HISTORY,
LEGENDS & MYTHOLOGY
Bikaner Maharaja's rare WW One bomber restored
London: A rare World
War One bomber that was discovered in the elephant
stable of the palace of the Maharajah of Bikaner,
has been restored, thanks to wellknown aircraft explorer
Guy Black. The de Havilland DH9 two-seat biplane is
the only one in Britain and one of only six remaining
in the world, a report in The Telegraph said. Black
says that the chance discovery was made by a British
backpacker, a keen aircraft enthusiast, who photographed
a cannibalised DH9 in a new museum at the Palace of
Bikaner in Rajasthan in 1995. On his return to Britain,
he circulated his photograph of it and Black, who
runs Aero Vintage, a specialist restoration company
in Sussex, got to hear about the discovery. Three
years later he visited the palace, and on making inquiries
about the 1918 aircraft, was told that it did not
exist. Further inquiries led him to the palace's former
elephant stables, and there, among piles of elephant
saddles, the airframe of the DH9 was discovered.
Black
also saw six DH9 wings and several tailfins. "I could
not believe my eyes. The DH9 was the most manufactured
bomber of the First World War - they made more than
2,000 of them - but they are as rare's as hen's teeth
now and there wasn't a single one in a collection
in Britain," the paper quoted Black, as saying.

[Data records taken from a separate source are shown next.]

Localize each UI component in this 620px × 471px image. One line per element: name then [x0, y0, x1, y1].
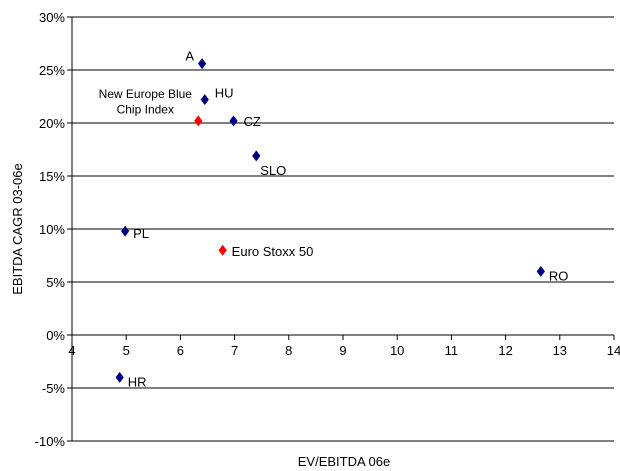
- y-tick-label: 30%: [39, 10, 65, 25]
- x-tick-label: 9: [339, 343, 346, 358]
- label-a: A: [185, 49, 194, 64]
- point-pl: [120, 225, 130, 237]
- label-cz: CZ: [244, 114, 261, 129]
- x-tick-label: 13: [553, 343, 567, 358]
- x-tick-label: 14: [607, 343, 620, 358]
- label-slo: SLO: [260, 163, 286, 178]
- axes: [67, 16, 615, 442]
- point-cz: [229, 115, 238, 127]
- y-tick-label: 10%: [39, 222, 65, 237]
- label-pl: PL: [133, 226, 149, 241]
- x-tick-label: 6: [177, 343, 184, 358]
- y-tick-label: 15%: [39, 169, 65, 184]
- y-tick-label: -10%: [35, 434, 66, 449]
- label-ro: RO: [549, 268, 569, 283]
- point-hu: [200, 94, 209, 106]
- y-tick-label: 5%: [46, 275, 65, 290]
- x-tick-labels: 4 5 6 7 8 9 10 11 12 13 14: [68, 343, 620, 358]
- x-tick-label: 5: [123, 343, 130, 358]
- point-ro: [536, 265, 545, 277]
- x-axis-title: EV/EBITDA 06e: [298, 454, 391, 469]
- y-tick-label: 20%: [39, 116, 65, 131]
- x-tick-label: 12: [498, 343, 512, 358]
- y-tick-label: 25%: [39, 63, 65, 78]
- y-tick-label: 0%: [46, 328, 65, 343]
- x-tick-label: 8: [285, 343, 292, 358]
- label-hr: HR: [128, 374, 147, 389]
- label-euro-stoxx-50: Euro Stoxx 50: [232, 244, 314, 259]
- point-slo: [252, 150, 261, 162]
- x-tick-label: 10: [390, 343, 404, 358]
- point-labels: A HU CZ SLO PL RO HR New Europe Blue Chip Index E…: [99, 49, 569, 390]
- point-a: [197, 58, 207, 70]
- x-tick-label: 4: [68, 343, 75, 358]
- x-tick-label: 11: [445, 343, 459, 358]
- y-axis-title: EBITDA CAGR 03-06e: [10, 163, 25, 295]
- y-tick-labels: -10% -5% 0% 5% 10% 15% 20% 25% 30%: [35, 10, 66, 449]
- point-hr: [115, 371, 124, 383]
- label-line: Chip Index: [117, 102, 174, 116]
- y-tick-label: -5%: [42, 381, 66, 396]
- label-line: New Europe Blue: [99, 87, 193, 101]
- label-hu: HU: [215, 86, 234, 101]
- label-new-europe-blue-chip-index: New Europe Blue Chip Index: [99, 87, 193, 117]
- data-points: [115, 58, 545, 383]
- gridlines: [72, 16, 614, 442]
- point-new-europe-blue-chip-index: [194, 115, 203, 127]
- x-tick-label: 7: [231, 343, 238, 358]
- point-euro-stoxx-50: [218, 244, 227, 256]
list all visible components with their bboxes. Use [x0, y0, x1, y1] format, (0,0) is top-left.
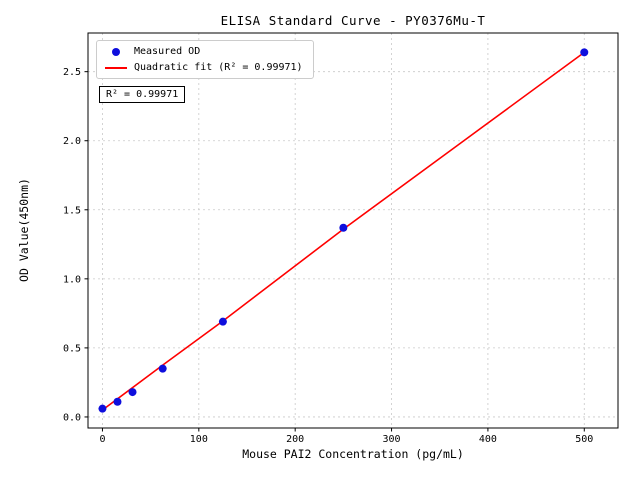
- y-tick-label: 1.0: [63, 274, 81, 285]
- legend-label-measured-od: Measured OD: [134, 46, 201, 57]
- x-tick-label: 0: [99, 434, 105, 445]
- y-tick-label: 1.5: [63, 205, 81, 216]
- scatter-marker-icon: [105, 47, 127, 56]
- y-tick-label: 2.5: [63, 67, 81, 78]
- measured-od-point: [113, 397, 122, 406]
- legend-item-measured-od: Measured OD: [105, 46, 303, 57]
- blue-dot-icon: [112, 47, 120, 56]
- measured-od-point: [580, 48, 589, 57]
- measured-od-point: [98, 404, 107, 413]
- y-axis-label: OD Value(450nm): [17, 178, 31, 282]
- x-tick-label: 400: [479, 434, 497, 445]
- y-tick-label: 2.0: [63, 136, 81, 147]
- y-tick-label: 0.0: [63, 412, 81, 423]
- chart-title: ELISA Standard Curve - PY0376Mu-T: [220, 13, 486, 28]
- measured-od-point: [158, 364, 167, 373]
- y-tick-label: 0.5: [63, 343, 81, 354]
- legend-label-quadratic-fit: Quadratic fit (R² = 0.99971): [134, 62, 303, 73]
- x-tick-label: 200: [286, 434, 304, 445]
- legend-item-quadratic-fit: Quadratic fit (R² = 0.99971): [105, 62, 303, 73]
- x-tick-label: 500: [575, 434, 593, 445]
- measured-od-point: [128, 388, 137, 397]
- r-squared-annotation: R² = 0.99971: [99, 86, 186, 103]
- x-tick-label: 100: [190, 434, 208, 445]
- x-axis-label: Mouse PAI2 Concentration (pg/mL): [242, 447, 464, 461]
- x-tick-label: 300: [383, 434, 401, 445]
- plot-border: [87, 32, 619, 429]
- legend: Measured OD Quadratic fit (R² = 0.99971): [96, 40, 314, 79]
- red-line-icon: [105, 66, 127, 69]
- quadratic-fit-line: [101, 51, 585, 411]
- measured-od-point: [339, 223, 348, 232]
- measured-od-point: [218, 317, 227, 326]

Black
found the remains of three DH9s that had been given
by Britain to the Maharajah of Bikaner in the early
1920s to help him establish an air force under the
post-war Imperial Gift Scheme. He bought two of the
rotting hulks, restored one of them, and sold it to
the Imperial War Museum for nearly a million pounds.
The restored plane was unveiled at Duxford, Cambridgeshire,
yesterday. Black hopes to restore the other hulk to
make fit for flying in the next two years.